One thing I like about this job is the way that, after a while, you can picture what the area surrounding an unfamiliar place is likely to look like before you get anywhere near it. It is perhaps the most convenient of driving techniques. Perhaps even a mild superpower?
I was given a collection address in a small east Lancashire town not so long ago, and it was predictably hideous to get into: an old mill building surrounded by a warren of terraced houses, with cars parked on both sides of the residential roads and about enough room on either side of the wagon to squeeze in a fag packet, if you squashed it a bit first.
The sort of address designed to be serviced by, at best, a small rigid – or even a horse and cart. And that’s where you own personal repertoire of driving techniques come into their own.
We spend far too much time on big, multi-laned roads these days. Small towns require real driving techniques.
Many of the turns were so tight, and adorned with metal bollards, that you could only make them from one direction – and that wasn’t the direction I was coming from.

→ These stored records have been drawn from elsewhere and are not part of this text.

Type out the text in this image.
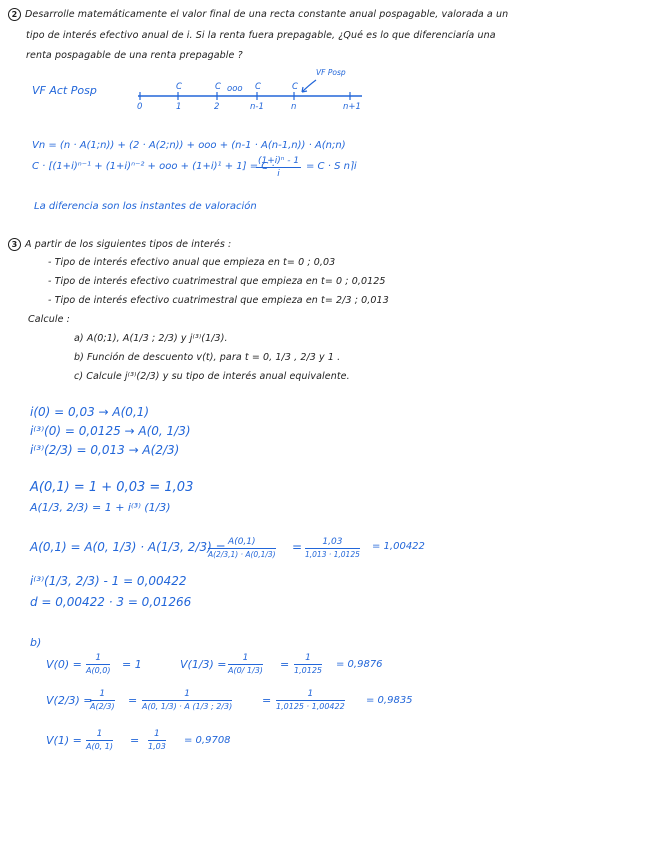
2 Desarrolle matemáticamente el valor final de una recta constante anual pospagable, valorada a un
tipo de interés efectivo anual de i. Si la renta fuera prepagable, ¿Qué es lo que diferenciaría una
renta pospagable de una renta prepagable ?
VF Act Posp	C	C ooo C	C
VF Posp
0	1	2	n-1	n	n+1
Vn = (n · A(1;n)) + (2 · A(2;n)) + ooo + (n-1 · A(n-1,n)) · A(n;n)
C · [(1+i)ⁿ⁻¹ + (1+i)ⁿ⁻² + ooo + (1+i)¹ + 1] = C ·
$\frac{\text{(1+i)ⁿ - 1}}{i} = C \cdot S$ n⌉i
La diferencia son los instantes de valoración
3 A partir de los siguientes tipos de interés :
- Tipo de interés efectivo anual que empieza en t= 0 ; 0,03
- Tipo de interés efectivo cuatrimestral que empieza en t= 0 ; 0,0125
- Tipo de interés efectivo cuatrimestral que empieza en t= 2/3 ; 0,013
Calcule :
a) A(0;1), A(1/3 ; 2/3) y j⁽³⁾(1/3).
b) Función de descuento v(t), para t = 0, 1/3 , 2/3 y 1 .
c) Calcule j⁽³⁾(2/3) y su tipo de interés anual equivalente.
i(0) = 0,03 → A(0,1)
i⁽³⁾(0) = 0,0125 → A(0, 1/3)
i⁽³⁾(2/3) = 0,013 → A(2/3)
A(0,1) = 1 + 0,03 = 1,03
A(1/3, 2/3) = 1 + i⁽³⁾ (1/3)
A(0,1) = A(0, 1/3) · A(1/3, 2/3) = A(0,1)
A(2/3,1) · A(0,1/3)
=	1,03
1,013 · 1,0125
= 1,00422
i⁽³⁾(1/3, 2/3) - 1 = 0,00422
d = 0,00422 · 3 = 0,01266
b)
$V(0) = \frac{1}{A(0,0)} = 1$	$V(1/3) = \frac{1}{A(0/ 1/3)} = \frac{1}{1,0125} = 0,9876$
V(2/3) =
$\frac{1}{A(2/3)} = \frac{1}{A(0, 1/3) \cdot A (1/3 ; 2/3)}$	= $\frac{1}{1,0125 \cdot 1,00422} = 0,9835$
$V(1) = \frac{1}{A(0, 1)} = \frac{1}{1,03} = 0,9708$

Predictably, much driving past, turning ‘round and coming back at a different angle ensued.
Even with these driving techniques it took me nearly half an hour to cover the last half mile between me and the factory, and even then the loading bay turned out to be blindside on a corner, with two skips and a brick wall in the way.
You’d think I’d have a phobia about small East Lancashire towns as a result of terrain like this, but I actually quite like them. We spend far too much time on big, wide, multi-laned roads these days. Overcoming obstacles like these is where real skill and finely honed driving techniques are called for.
As I leaned back in my seat and put the kettle on during loading, I basked in the satisfaction of a challenge faced and conquered.
At least until I had to drive out again.
What are your driving techniques for small towns?